Dragon RaaS, a ransomware group known for its blend of hacktivism and cybercrime, has emerged as a significant player in the “Five Families” crimeware syndicate.
This group, which includes ThreatSec, GhostSec, Blackforums, and SiegedSec, has been making headlines with its aggressive tactics and geopolitical motivations.
Dragon RaaS, also known as DragonRansom or Dragon Team, surfaced in July 2024 as an offshoot of the Stormous group, another prominent member of the syndicate.
Origins and Evolution
Dragon RaaS’s origins are deeply rooted in the Stormous group, which gained notoriety in mid-2021 for targeting organizations perceived as hostile to Russia.
Stormous is part of the “Five Families” syndicate, which has been involved in various ransomware operations, including GhostLocker and StormCry.
Dragon RaaS launched its Telegram channel in July 2024, marking the beginning of its operations.
The group’s initial announcements included a ransomware platform launch, which was formally introduced in October 2024.
According to SentinelOne Report, this platform features a web-based management portal, privacy-focused operations, and ultra-fast encryption capabilities.
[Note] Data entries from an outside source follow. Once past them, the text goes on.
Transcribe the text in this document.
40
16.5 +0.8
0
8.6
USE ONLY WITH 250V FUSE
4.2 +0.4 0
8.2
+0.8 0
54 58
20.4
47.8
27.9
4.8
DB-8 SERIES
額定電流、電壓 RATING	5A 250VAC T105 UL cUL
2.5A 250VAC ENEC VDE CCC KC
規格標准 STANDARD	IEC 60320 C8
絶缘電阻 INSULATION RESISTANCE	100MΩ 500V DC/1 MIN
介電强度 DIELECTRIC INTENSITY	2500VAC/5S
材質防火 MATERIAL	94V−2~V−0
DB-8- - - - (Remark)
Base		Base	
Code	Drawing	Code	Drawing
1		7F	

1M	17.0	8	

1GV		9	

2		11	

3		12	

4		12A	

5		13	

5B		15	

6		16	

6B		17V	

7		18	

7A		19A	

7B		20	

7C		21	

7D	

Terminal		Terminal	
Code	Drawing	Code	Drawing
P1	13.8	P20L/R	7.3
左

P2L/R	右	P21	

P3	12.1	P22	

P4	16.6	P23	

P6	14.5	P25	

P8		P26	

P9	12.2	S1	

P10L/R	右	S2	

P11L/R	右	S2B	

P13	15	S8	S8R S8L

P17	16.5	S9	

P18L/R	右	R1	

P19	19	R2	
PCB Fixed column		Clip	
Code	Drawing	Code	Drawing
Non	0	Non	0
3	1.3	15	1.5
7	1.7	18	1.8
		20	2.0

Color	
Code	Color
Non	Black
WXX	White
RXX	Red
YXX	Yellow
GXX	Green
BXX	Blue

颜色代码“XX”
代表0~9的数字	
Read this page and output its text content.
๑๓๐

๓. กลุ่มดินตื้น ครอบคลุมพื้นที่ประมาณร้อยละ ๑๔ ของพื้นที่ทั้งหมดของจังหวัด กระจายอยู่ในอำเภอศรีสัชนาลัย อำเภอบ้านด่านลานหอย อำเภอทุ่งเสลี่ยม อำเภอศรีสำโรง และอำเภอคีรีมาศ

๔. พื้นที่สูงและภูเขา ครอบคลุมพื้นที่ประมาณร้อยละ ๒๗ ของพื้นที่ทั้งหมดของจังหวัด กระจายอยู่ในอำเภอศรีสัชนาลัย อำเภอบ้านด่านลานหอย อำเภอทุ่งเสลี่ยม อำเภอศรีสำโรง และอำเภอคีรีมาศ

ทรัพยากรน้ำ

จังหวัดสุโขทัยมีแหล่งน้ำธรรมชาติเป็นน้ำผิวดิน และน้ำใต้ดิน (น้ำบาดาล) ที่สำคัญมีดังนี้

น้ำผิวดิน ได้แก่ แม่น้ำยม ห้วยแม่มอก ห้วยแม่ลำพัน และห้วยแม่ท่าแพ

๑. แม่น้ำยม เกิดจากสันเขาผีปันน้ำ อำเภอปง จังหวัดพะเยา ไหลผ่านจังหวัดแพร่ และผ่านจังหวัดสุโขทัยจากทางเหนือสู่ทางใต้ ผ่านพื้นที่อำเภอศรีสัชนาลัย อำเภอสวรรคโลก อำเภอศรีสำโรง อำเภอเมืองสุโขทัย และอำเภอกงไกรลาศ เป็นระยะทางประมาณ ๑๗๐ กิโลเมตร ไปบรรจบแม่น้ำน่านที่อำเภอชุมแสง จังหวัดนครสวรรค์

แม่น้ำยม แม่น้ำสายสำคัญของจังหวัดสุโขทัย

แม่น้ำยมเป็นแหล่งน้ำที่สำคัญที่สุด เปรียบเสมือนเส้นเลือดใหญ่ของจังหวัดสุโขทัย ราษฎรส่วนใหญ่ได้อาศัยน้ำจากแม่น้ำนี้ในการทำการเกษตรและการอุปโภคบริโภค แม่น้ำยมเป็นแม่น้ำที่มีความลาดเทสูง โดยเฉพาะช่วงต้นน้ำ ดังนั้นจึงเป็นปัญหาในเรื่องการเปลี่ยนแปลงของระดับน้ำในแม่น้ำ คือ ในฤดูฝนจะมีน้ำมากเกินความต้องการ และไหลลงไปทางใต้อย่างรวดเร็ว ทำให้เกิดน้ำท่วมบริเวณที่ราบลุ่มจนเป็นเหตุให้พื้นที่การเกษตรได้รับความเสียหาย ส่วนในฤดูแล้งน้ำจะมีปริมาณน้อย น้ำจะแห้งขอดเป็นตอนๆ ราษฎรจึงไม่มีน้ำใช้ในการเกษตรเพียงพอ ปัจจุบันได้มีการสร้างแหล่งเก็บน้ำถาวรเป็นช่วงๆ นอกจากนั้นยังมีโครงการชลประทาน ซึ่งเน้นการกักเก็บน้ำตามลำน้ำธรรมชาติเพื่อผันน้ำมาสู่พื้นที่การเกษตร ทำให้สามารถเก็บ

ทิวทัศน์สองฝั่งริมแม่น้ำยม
Despite marketing itself as a sophisticated Ransomware-as-a-Service (RaaS) operation, Dragon RaaS’s attacks often involve defacements and opportunistic ransomware extortion, targeting smaller organizations with weak security postures.
Initial Access and Exploitation Methods
Dragon RaaS primarily uses vulnerability exploitation, brute-force credential attacks, and compromised credentials to gain access to target systems.
The group frequently targets WordPress themes and plugins, LiteSpeed HTTP servers, and cPanel instances.
Specific vulnerabilities exploited include those in the Porto WP Theme (CVE-2024-3806 to CVE-2024-3809) and LiteSpeed HTTP servers (CVE-2022-0073 and CVE-2022-0074).
Once inside, attackers deploy a PHP webshell that provides backdoor functionality and persistent ransomware capabilities.
This webshell allows for file encryption using OpenSSL, XOR, or mCrypt algorithms and facilitates defacement activities.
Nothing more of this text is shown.